Allí, el camionero entró en un bar lleno de «viejecitos» y les explicó que el español iba a trabajar de voluntario en un cementerio alemán en Francia. «Salieron todos estos viejecitos emocionados y me acompañaron a las once o doce de la noche a la Kolpinghaus; no se me olvidará el abrazo que me dio el camionero».

Tras esta aventura, José Antonio Sierra fue trasladado a Neuville-Sant-Vaast, al campo de trabajo voluntario con jóvenes de varios países. «Dormíamos en tiendas de campaña de la organización y cuando íbamos por la noche al pueblo, las chicas nunca querían hablar con nosotros porque estábamos trabajando en el cementerio alemán», explica. Las heridas de dos guerras mundiales no se habían cerrado.

La labor en el cementerio consistía en retirar las cruces de madera y reponerlas por nuevas, explica José Antonio, que destaca que entre las 45.000 tumbas también había unas 130 de soldados alemanes judíos.

El campo de minas

Trabajar de voluntario en Neuville-Sant-Vaast no estaba exento de riesgo, como demuestra una foto que conserva y que lo muestra junto a una valla: «Era un campo de minas, por ahí no se podía pasar. Creo que probablemente serían de la II Guerra Mundial».

Con el dinero ahorrado, pues la organización alemana le proporcionó una pequeña cantidad para el viaje, decidió volverse en tren a París y de ahí también en tren a Burdeos, donde se quedó descargando barcos del puerto.

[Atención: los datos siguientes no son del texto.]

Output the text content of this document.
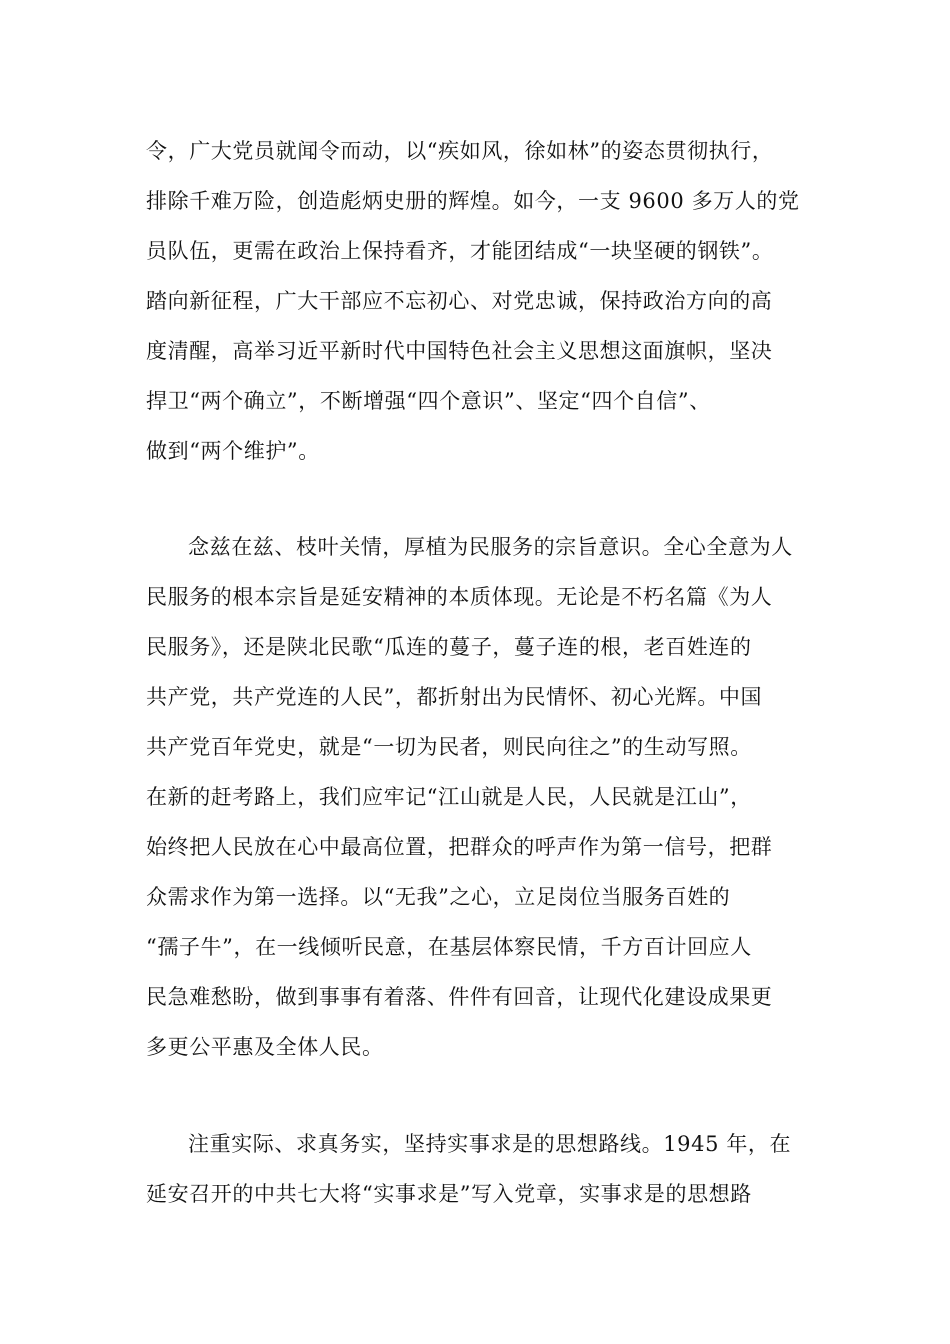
令，广大党员就闻令而动，以“疾如风，徐如林”的姿态贯彻执行，
排除千难万险，创造彪炳史册的辉煌。如今，一支 9600 多万人的党
员队伍，更需在政治上保持看齐，才能团结成“一块坚硬的钢铁”。
踏向新征程，广大干部应不忘初心、对党忠诚，保持政治方向的高
度清醒，高举习近平新时代中国特色社会主义思想这面旗帜，坚决
捍卫“两个确立”，不断增强“四个意识”、坚定“四个自信”、
做到“两个维护”。
念兹在兹、枝叶关情，厚植为民服务的宗旨意识。全心全意为人
民服务的根本宗旨是延安精神的本质体现。无论是不朽名篇《为人
民服务》，还是陕北民歌“瓜连的蔓子，蔓子连的根，老百姓连的
共产党，共产党连的人民”，都折射出为民情怀、初心光辉。中国
共产党百年党史，就是“一切为民者，则民向往之”的生动写照。
在新的赶考路上，我们应牢记“江山就是人民，人民就是江山”，
始终把人民放在心中最高位置，把群众的呼声作为第一信号，把群
众需求作为第一选择。以“无我”之心，立足岗位当服务百姓的
“孺子牛”，在一线倾听民意，在基层体察民情，千方百计回应人
民急难愁盼，做到事事有着落、件件有回音，让现代化建设成果更
多更公平惠及全体人民。
注重实际、求真务实，坚持实事求是的思想路线。1945 年，在
延安召开的中共七大将“实事求是”写入党章，实事求是的思想路
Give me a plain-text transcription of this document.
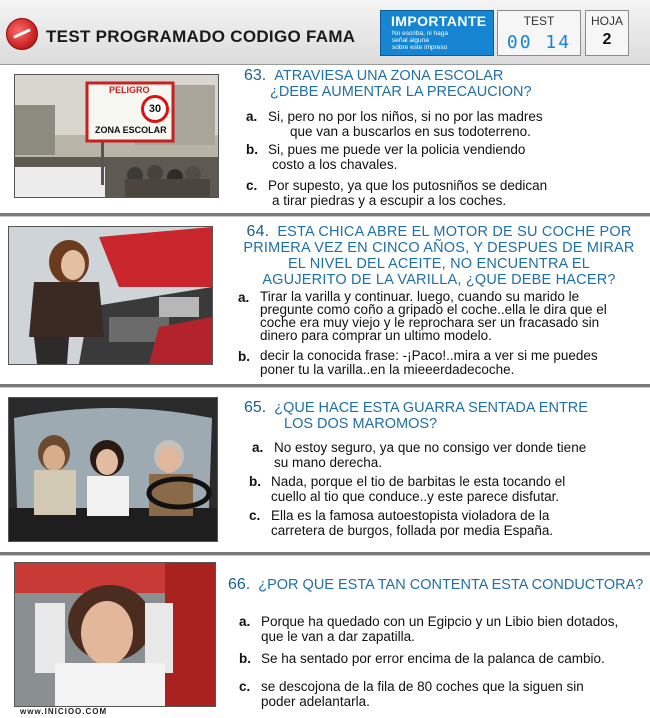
TEST PROGRAMADO CODIGO FAMA
IMPORTANTE
No escriba, ni haga
señal alguna
sobre este impreso
TEST
00 14
HOJA
2
PELIGRO
30
ZONA ESCOLAR
63. ATRAVIESA UNA ZONA ESCOLAR
¿DEBE AUMENTAR LA PRECAUCION?
a. Si, pero no por los niños, si no por las madres
que van a buscarlos en sus todoterreno.
b. Si, pues me puede ver la policia vendiendo
costo a los chavales.
c. Por supesto, ya que los putosniños se dedican
a tirar piedras y a escupir a los coches.
64. ESTA CHICA ABRE EL MOTOR DE SU COCHE POR
PRIMERA VEZ EN CINCO AÑOS, Y DESPUES DE MIRAR
EL NIVEL DEL ACEITE, NO ENCUENTRA EL
AGUJERITO DE LA VARILLA, ¿QUE DEBE HACER?
a. Tirar la varilla y continuar. luego, cuando su marido le
pregunte como coño a gripado el coche..ella le dira que el
coche era muy viejo y le reprochara ser un fracasado sin
dinero para comprar un ultimo modelo.
b. decir la conocida frase: -¡Paco!..mira a ver si me puedes
poner tu la varilla..en la mieeerdadecoche.
65. ¿QUE HACE ESTA GUARRA SENTADA ENTRE
LOS DOS MAROMOS?
a. No estoy seguro, ya que no consigo ver donde tiene
su mano derecha.
b. Nada, porque el tio de barbitas le esta tocando el
cuello al tio que conduce..y este parece disfutar.
c. Ella es la famosa autoestopista violadora de la
carretera de burgos, follada por media España.
66. ¿POR QUE ESTA TAN CONTENTA ESTA CONDUCTORA?
a. Porque ha quedado con un Egipcio y un Libio bien dotados,
que le van a dar zapatilla.
b. Se ha sentado por error encima de la palanca de cambio.
c. se descojona de la fila de 80 coches que la siguen sin
poder adelantarla.
www.INICIOO.COM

Allí conoció el barrio español y a sus vecinos, en buena parte refugiados políticos de España. «Empecé a darle clase de español al hijo de una familia de vascos que vivía allí, mientras trabajaba descargando fruta de los barcos».

José Antonio Sierra estuvo trabajando en la llamada Maison de la banane, a cargo de madame D'Espagne, una judía de clara ascendencia sefardita. «Todos los que trabajaban allí eran prácticamente refugiados políticos, ese fue mi primer contacto con ellos», señala. Su trabajo consistía en descargar racimos de plátanos de los camiones del puerto. «Pesaban una burrada y además tenías que tener mucho cuidado porque venían con arañas tropicales. Además, había que transportarlos separados para no dañar los plátanos».

Allí, entre los refugiados españoles fue conocido como El estudiante y uno de ellos se apiadó de él y le ofreció un trabajo menos duro, pues trabajaba hasta altas horas de la noche. «Consistía en montañas de limones, los ibas cogiendo uno a uno, los limpiabas y colocabas en una caja. Así, ocho horas. No aguanté, empecé a soñar con limones y a ver todo amarillo. Prefería los plátanos», ríe.

Su paso por el cementerio alemán y el puerto de Burdeos cambiaron para siempre la vida de José Antonio Sierra. «En primer lugar, por los refugiados políticos, que en España te los habían presentado como los malos de la película, unas personas terribles y criminales. Cuando volví a España empecé a ver todo de forma diferente, a analizar todo lo que ocurría y si alguien me hablaban de los rojos, pensaba que no los había conocido».

De paso, se convirtió en un pacifista y en un viajero impenitente que terminó echando raíces en Irlanda, donde residió 33 años como profesor de español. En Dublín, por cierto, creó en 1971 el Instituto Cultural Español, antecesor del Instituto Cervantes. En Irlanda vivió en primera línea, con sus colaboraciones en la Agencia EFE, la guerra en Irlanda del Norte. Por eso, pacifista acérrimo, alerta de la necesidad de que en Cataluña se busquen salidas para la convivencia y no se termine con una comunidad autónoma dividida en dos bandos irreconciliables. José Antonio Sierra habría sido una persona muy distinta de no haber salido a las carreteras del mundo en ese inolvidable verano de hace 57 años.